Risposta a RobertO Bolognesi

elefante

 

Ciao RobertO,

e torraus cumenti a semperi a nai: Bolognesu est atesu!

Facile criticare e fare le battute, ma tu ti alzi la mattina in Ollanda e combatti i mulini al vento. Ti piacciono le battute sulle persone? Intanto, tohh che aumentiamo i click! Ma giusto perché mi hai menzionato e te la stai cercando.

Come ti devo chiamare in questo post? Robertu? Ma la tua O finale? Ma scusa? Ma visto che io un pochino di stile ce l’ho non inizio di parlare dei tuoi genitori come tu veramente ti permetti di parlare dei genitori o antenati di altri.

Sai qual’è il problema di Caludia Firino e di altre donne che osi ad attaccare in contunuazione, e parlo di Michela Murgia e parlo di Marinella Lőrinczi (e poi non è neanche un problema, anzi è solo da stimare)? Loro sono troppo buone. E le ho conosciute tutte tre di persona. Se donne molto in gamba con le loro idee e cose e riescono proprio ad ignorare le minchiate che scrivi a volte. Io no e ti dico tra noi due, il nostro supercode, il famoso

BKG!

Posso essere d’accordo con la politica o meno delle persone e ormai sono indipendentista da un paio di anni e Claudia questo lo dovrebbe sapere.
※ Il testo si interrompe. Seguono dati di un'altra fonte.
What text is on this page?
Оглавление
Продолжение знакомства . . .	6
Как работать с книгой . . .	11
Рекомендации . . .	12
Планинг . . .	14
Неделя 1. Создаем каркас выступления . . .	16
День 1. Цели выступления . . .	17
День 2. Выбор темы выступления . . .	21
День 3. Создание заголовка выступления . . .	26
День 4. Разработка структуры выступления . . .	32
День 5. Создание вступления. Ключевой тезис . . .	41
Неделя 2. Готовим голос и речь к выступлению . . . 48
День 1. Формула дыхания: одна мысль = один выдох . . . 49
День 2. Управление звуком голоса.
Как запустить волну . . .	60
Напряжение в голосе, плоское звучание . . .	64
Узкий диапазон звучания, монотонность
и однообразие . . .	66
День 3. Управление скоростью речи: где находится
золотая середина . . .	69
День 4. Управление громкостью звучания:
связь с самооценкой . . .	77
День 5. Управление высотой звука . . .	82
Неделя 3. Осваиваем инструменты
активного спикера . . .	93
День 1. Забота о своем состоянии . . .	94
Posso essere d’accordo con Marinella nella linguistica o meno e lei ha già commentato nel mio blog senza problemi e non siamo d’accordo su tutto, non succede niente.

Posso essere d’accordo o meno su come e cosa scrive Michela della Sardegna e un paio di polemiche sull’Accabbadora mi sono scappate.

Possiamo criticare e possiamo fare qualche battuta, ma tu stai proprio cagando fuori. E hai fortuna che loro sono troppo buone, anche se qualche commento te lo sei preso, ma con me, O frori, hai proprio sbagliato. Vuoi sapere cosa c’entra una tedesca alla festa del popolo sardignolo? Te lo dico e ti racconto tutto.

Ieri dopo il mio intervento, si è avvicinato Keki Ladu e mi ha detto che si aspettava il mio atteggiamento un pochino più forte e magari “aggressivo”. Allora, qui devo un attimo distinguere una cosa che ho detto anche a lui.

Ovviamente se vengo invitata da un istituzione come rappresentante della comunità sarda di Berlino, sono un altra persona. Per questo sono stata invitata, per parlare dell’emigrazione sarda a Berlino.

Infatti tanto è vero che ci sono state un sacco di polemiche su Sa dii de sa Sardinnia. Nimancu deu apu cumprendiu poita nci est unu tema. Non lo so. Il tema dovrebbe essere un evento storico. Si potrebbero fare dei pezzi di teatro, si potrebbe fare una conferenza sui personaggi storici. Certo, ma a quanto pare, vanno a tema da qualche anno e questo non se l’ha inventato Claudia Firino.

Sarebbe interessante sapere come avresti reagito, se il tema fosse stato la lingua sarda e avessero intivato a te, Robertu?

In più mi sembra anche strano che non hai criticato Fonadazione Sardinia che come tema hanno avuto le start-up che mi sta anche bene. Collegare il passato con il futuro non mi sembra una cattiva idea.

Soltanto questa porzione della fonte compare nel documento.